Rotherham Council has listed 193 roads for repair, covering a distance of 34 miles-an area of 360,000sqm.
As part of the project, 34 new crossings will be installed across the borough, and £800,000 has been set aside for footpath resurfacing in Wales, Thurcroft, Woodsetts and Maltby.
During a cabinet meeting, this week Councillor Chris Read, council leader, said: “In my first election campaign, it was the thing I got my ear bent more than anything else, was the condition of the roads in my ward at that ime, and actually we heard the voices of people across the borough talking about their concerns.
More than £10m has been earmarked to repair Rotherham’s roads and footpaths over the coming financial year, reports the Worksop Guardian.

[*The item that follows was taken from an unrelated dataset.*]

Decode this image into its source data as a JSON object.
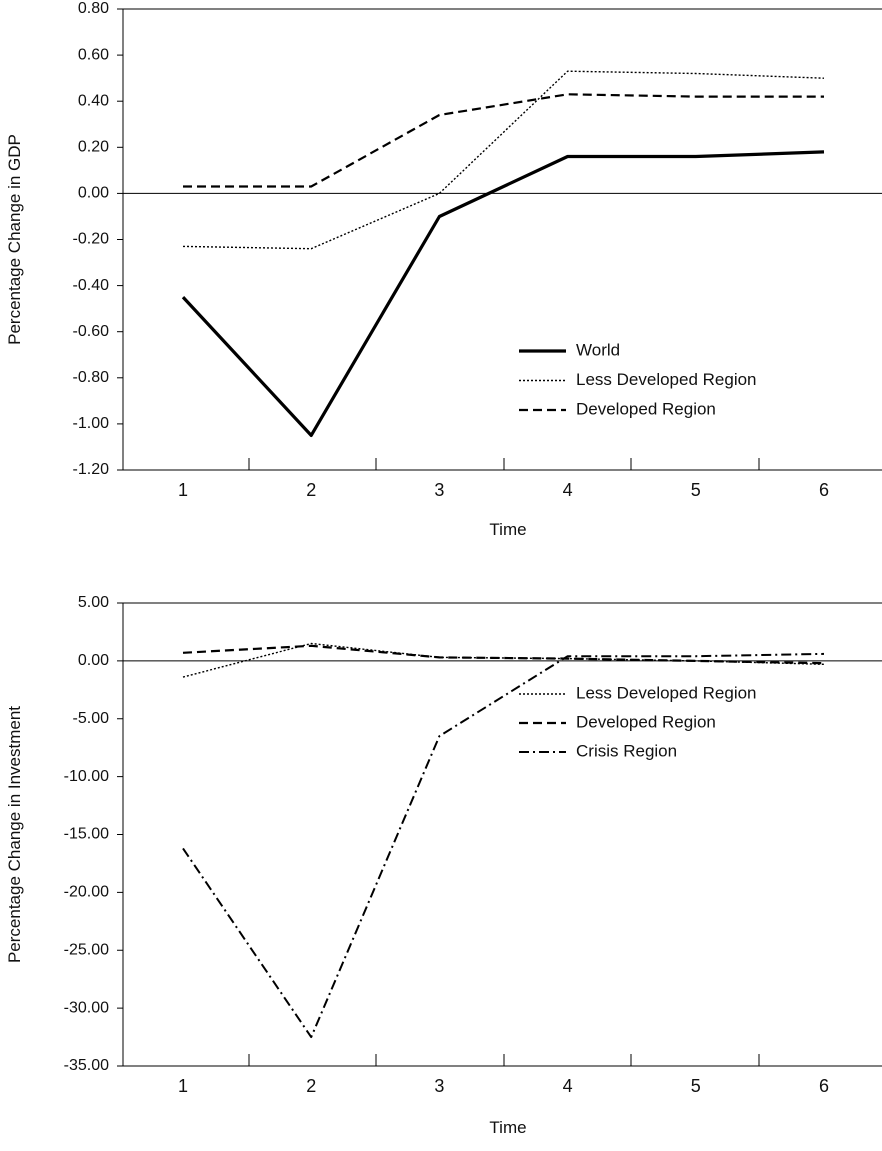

“Not only because of people’s worries about the suspension of their tyres, but because it says something about investing in communities – if what people see outside their door every day is a road that’s worn out, and no-one’s done it in decades – that does imply that no-one’s really bothered.
“There’s plenty more to do, I’m sure our inboxes will be filled with people who’ve not yet seen the benefit of that money, and there’s more work to be undertaken and more money to come through the system.”
Coun Dominic Beck, cabinet member for transport and environment added: “This is the third year of our four year programme – £24 million to 2024 road improvement programme, which builds on the successes of prior years, of the council investing a significant amount of our own money from our own capital programme, to improve the condition of the road network.
“The road network is by far the biggest asset that the council owns and maintains.
“The number of pothole repairs that have been carried out have more than halved in the last six years, the claims that we have from motorists are significantly down – eight years ago we had nearly 300, last year we had 78.
“In terms of successful claims made against the council last year we paid out just £80 … compared to £140,000 eight years ago.”
A report to cabinet states: “Roads with a high number of potholes are considered in the works prioritisation process, for inclusion in the Indicative Highway Works Programme for resurfacing and, as a consequence, the number of potholes requiring repair has reduced significantly.
“Between 2011 and 2015 the council received a monthly average of 30 claims for alleged damage to vehicles and personal injury claims.
“The improvement to the highway network has now seen a substantial reduction to 15 claims per month in 2021.
“In 2015/2016 the council paid £636,534 in claims relating to highway defects, however this has reduced over time and, in 2020/2021 the council paid out only £11,565.”